As Matt/Devil Fingers wrote today at Fangraphs, the Royals need to get out of their own way and play Kila all year. If he fails, he fails. If he doesn't, then suddenly, you have a trade asset. Look, if we're going to dream about Melky's non-existent trade value, we might as well do the same with a pre-arb guy who might actually be attractive. Of course, the Royals have never done this really, even at the easiest position on the diamond to do so. Somehow, Jose Guillen or Ross Gload or Mike Jacobs or whomever always ends up sucking up all the DH/1B playing time. The perpetually annoying thing about this Royals Front Office is that they often simply refuse to let an inherited asset be an asset. If Kila was acquired in some D-market trade, we'd hear from Dayton and all the apologists about his upside and about how there was "nothing to lose" by playing him. (And don't even get us started on Alex Gordon.) For being masters, supposedly, of player development, the Royals haven't shown much skill in actually finishing off that process at the only level that truly matters.

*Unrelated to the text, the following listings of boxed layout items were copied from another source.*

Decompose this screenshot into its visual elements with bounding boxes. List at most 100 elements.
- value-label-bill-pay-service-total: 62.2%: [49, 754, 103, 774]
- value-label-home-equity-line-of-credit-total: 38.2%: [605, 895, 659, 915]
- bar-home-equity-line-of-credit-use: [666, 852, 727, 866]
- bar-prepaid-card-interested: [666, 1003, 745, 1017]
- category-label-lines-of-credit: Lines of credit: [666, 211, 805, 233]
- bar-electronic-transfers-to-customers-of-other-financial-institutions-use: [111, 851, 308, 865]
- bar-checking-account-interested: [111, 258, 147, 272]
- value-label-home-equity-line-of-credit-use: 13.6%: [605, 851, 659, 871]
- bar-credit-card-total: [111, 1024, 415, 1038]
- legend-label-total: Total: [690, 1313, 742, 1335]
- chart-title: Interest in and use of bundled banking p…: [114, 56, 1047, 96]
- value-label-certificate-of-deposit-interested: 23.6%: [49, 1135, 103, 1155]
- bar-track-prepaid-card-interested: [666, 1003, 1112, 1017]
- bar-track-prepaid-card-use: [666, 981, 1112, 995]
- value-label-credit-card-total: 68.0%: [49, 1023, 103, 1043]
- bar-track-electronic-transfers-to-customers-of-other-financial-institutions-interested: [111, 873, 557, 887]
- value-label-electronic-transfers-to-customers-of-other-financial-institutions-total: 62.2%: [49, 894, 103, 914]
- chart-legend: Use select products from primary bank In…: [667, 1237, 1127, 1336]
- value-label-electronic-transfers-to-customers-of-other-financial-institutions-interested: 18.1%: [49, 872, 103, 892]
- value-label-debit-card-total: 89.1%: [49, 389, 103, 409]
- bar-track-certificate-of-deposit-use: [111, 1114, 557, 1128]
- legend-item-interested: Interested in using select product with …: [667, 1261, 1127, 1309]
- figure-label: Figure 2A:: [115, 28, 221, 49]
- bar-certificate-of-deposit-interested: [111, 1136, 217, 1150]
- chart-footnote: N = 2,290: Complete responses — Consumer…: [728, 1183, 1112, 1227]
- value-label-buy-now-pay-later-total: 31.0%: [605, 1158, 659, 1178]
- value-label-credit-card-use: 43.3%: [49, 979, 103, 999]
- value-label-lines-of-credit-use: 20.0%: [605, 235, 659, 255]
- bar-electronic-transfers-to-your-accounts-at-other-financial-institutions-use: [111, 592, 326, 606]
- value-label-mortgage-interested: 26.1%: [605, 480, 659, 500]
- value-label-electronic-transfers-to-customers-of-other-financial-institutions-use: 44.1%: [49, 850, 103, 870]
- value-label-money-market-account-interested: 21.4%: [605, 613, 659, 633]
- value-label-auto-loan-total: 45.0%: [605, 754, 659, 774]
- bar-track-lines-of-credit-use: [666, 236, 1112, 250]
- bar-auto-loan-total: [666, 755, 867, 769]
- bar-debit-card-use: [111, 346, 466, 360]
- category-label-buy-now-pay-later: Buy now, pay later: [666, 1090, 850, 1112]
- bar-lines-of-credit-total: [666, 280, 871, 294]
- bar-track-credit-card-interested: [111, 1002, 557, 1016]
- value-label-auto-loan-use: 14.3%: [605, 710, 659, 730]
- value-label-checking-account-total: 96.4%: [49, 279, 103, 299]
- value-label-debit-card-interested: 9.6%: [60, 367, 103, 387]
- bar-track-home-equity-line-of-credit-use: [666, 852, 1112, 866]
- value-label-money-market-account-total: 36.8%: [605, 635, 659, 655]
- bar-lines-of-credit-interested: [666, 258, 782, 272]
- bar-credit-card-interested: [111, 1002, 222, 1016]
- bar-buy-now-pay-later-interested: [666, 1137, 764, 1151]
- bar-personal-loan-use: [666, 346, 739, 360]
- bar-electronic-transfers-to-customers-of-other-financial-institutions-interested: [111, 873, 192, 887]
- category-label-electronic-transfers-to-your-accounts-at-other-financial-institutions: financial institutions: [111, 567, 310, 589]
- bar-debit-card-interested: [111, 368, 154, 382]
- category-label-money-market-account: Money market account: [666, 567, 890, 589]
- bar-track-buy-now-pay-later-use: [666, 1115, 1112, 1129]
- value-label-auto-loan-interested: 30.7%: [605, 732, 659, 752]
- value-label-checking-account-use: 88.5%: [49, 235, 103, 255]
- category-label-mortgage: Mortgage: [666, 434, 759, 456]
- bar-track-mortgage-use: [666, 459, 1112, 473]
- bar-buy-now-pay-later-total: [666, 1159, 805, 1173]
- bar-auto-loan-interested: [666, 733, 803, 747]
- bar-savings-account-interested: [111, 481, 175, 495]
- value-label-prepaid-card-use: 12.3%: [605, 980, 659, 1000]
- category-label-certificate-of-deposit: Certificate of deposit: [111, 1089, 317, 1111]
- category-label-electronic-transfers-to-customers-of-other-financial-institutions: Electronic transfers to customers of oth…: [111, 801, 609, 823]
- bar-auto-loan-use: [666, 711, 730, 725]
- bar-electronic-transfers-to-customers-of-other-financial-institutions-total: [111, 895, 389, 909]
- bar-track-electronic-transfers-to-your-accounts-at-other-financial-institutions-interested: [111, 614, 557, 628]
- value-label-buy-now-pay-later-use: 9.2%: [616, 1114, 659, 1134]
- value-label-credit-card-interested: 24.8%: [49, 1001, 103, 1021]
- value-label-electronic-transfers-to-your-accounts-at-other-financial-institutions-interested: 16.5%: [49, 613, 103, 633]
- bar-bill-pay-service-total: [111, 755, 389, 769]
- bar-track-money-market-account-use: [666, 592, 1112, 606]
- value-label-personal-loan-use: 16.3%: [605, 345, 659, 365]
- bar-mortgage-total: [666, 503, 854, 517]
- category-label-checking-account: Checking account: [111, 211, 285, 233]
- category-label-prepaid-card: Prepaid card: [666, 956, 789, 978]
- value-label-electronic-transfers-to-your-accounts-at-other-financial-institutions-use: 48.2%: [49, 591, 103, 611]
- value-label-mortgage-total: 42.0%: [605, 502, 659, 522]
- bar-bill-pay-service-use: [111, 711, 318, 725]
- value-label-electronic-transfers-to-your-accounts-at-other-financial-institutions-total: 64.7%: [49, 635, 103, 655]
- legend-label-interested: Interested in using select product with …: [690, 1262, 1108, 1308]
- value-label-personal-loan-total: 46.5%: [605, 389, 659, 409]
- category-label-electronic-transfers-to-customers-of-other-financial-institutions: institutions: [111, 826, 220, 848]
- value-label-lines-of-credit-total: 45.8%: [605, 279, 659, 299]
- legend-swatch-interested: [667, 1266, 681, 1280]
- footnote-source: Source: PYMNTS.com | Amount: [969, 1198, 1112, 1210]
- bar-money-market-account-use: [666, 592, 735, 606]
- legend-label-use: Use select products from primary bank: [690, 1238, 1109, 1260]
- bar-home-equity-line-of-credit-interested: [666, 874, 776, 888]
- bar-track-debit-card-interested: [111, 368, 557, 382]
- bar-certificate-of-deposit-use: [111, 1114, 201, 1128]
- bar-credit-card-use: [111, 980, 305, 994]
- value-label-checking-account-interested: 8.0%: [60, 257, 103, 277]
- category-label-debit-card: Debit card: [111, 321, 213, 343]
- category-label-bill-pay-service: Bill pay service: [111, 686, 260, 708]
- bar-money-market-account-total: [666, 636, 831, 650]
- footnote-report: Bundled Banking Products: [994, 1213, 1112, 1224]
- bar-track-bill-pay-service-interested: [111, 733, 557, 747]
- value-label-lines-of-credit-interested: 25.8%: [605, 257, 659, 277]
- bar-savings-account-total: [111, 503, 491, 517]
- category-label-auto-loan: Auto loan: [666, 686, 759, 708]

In this environment, with a hyped raft of Dayton-guys with no obvious position (Myers, Hosmer, Moose) all coming up the line, it's now or never for Kila. PECOTA projected him to hit like an All-Star. That's not terribly likely, but then again, he's hit .285/.424/.521 in 1100 AAA PAs. Of course, whatever a Scouting Approved One did in 200 PAs at a lower level obviously means so much more, but results are results. As I've probably made abundantly clear, I don't think Kila has much of a future with the Royals, but that's been obvious since 2009 really. All he needs to do is hit. A slugging percentage upwards of .480 with non-horrific strikeout numbers should be enough to earn him another shot with another team. For those of us who find ourselves on the wrong side of life's divide, who saw our own opportunities wasted or our talents ignored, he's one worth rooting for.